As terrorist groups and their ever-evolving tactics become increasingly diffuse and creative, United Nations counter-terrorism bodies – including the Security Council’s committees established to counter the threat – must also remain flexible and adapt quickly. This was part of the shared message delivered by the Chairs of three Committees (1267, 1373, and 1540, respectively) on 3 October 2018, as they briefed the Security Council on their work.
“Not long ago, we were concerned with the flow of foreign terrorist fighters [FTFs] to the conflict zones of Iraq and Syria. Our concerns now include not only the activities of those FTFs who remain in the conflict zones, but also returning and relocating FTFs and their family members, and the potential risks posed by the forthcoming release of imprisoned FTFs and others convicted on terrorism-related charges,” said H.E. Gustavo Meza-Cuadra, Ambassador and Permanent Representative of Peru to the United Nations and Chair of the Counter-Terrorism Committee, established pursuant to Security Council resolution 1373 (2001).

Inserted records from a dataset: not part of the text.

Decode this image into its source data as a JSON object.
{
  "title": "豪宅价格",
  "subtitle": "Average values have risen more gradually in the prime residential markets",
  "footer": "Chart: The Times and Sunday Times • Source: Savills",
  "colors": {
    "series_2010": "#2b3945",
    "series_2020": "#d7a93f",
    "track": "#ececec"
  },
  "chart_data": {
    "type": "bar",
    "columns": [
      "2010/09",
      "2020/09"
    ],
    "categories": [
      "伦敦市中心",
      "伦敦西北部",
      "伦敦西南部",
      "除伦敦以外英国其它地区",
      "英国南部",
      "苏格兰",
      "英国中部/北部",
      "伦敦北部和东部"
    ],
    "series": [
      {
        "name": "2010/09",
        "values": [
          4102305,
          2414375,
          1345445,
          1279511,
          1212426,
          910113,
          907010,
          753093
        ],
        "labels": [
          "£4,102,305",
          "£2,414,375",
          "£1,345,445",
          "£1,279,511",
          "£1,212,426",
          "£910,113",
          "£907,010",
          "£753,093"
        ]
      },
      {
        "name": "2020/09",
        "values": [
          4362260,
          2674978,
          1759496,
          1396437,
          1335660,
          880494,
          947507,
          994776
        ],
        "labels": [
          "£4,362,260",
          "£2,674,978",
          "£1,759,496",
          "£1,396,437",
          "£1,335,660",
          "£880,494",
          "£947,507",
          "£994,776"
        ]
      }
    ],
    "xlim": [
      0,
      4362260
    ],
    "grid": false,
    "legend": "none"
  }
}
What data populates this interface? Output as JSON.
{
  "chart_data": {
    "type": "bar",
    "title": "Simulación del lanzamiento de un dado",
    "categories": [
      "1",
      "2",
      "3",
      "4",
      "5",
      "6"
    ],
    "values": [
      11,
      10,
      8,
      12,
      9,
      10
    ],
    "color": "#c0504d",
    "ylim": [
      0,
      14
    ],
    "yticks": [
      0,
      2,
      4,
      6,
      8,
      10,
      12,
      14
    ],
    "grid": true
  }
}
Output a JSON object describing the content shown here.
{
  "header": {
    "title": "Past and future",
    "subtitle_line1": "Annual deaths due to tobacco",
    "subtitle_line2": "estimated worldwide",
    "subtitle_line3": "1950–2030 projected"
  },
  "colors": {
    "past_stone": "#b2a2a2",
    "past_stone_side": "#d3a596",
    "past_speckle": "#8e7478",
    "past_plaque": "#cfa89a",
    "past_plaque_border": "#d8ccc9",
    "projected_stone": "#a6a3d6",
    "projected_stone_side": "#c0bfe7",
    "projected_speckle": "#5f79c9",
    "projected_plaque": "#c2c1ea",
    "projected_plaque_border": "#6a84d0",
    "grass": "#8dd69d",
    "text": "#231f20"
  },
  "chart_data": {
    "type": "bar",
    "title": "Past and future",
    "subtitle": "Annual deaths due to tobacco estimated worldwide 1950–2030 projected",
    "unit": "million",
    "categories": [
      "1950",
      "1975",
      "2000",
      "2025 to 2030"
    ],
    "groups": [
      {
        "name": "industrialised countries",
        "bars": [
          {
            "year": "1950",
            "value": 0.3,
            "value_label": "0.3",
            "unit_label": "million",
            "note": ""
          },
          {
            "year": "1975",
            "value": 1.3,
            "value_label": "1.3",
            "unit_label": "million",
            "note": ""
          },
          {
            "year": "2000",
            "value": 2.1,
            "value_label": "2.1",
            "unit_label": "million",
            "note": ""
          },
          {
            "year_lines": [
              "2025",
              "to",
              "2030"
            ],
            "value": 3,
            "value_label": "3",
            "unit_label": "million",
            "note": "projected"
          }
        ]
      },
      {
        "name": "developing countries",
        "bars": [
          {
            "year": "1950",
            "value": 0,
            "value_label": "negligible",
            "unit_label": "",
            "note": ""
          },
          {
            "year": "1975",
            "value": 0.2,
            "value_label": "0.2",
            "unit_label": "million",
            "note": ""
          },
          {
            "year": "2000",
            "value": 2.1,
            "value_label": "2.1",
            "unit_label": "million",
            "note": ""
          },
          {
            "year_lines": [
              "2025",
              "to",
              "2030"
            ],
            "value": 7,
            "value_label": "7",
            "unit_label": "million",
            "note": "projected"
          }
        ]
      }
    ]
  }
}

“Since our previous briefing, the Council […] adopted resolution 2395 (2017), which renews the mandate of [the Counter-Terrorism Committee Executive Directorate] CTED and reaffirms its role as a special political mission, acting under the policy guidance of the Committee. […] CTED has reported to the Committee on ways to strengthen its assessment tools and improve the utility of its assessments to Member States, technical assistance providers, implementing partners, UNOCT, other relevant UN agencies, and international and regional organizations,” Ambassador Meza-Cuadra said. “Since the beginning of 2018, CTED has conducted 13 country assessment visits on the Committee’s behalf.”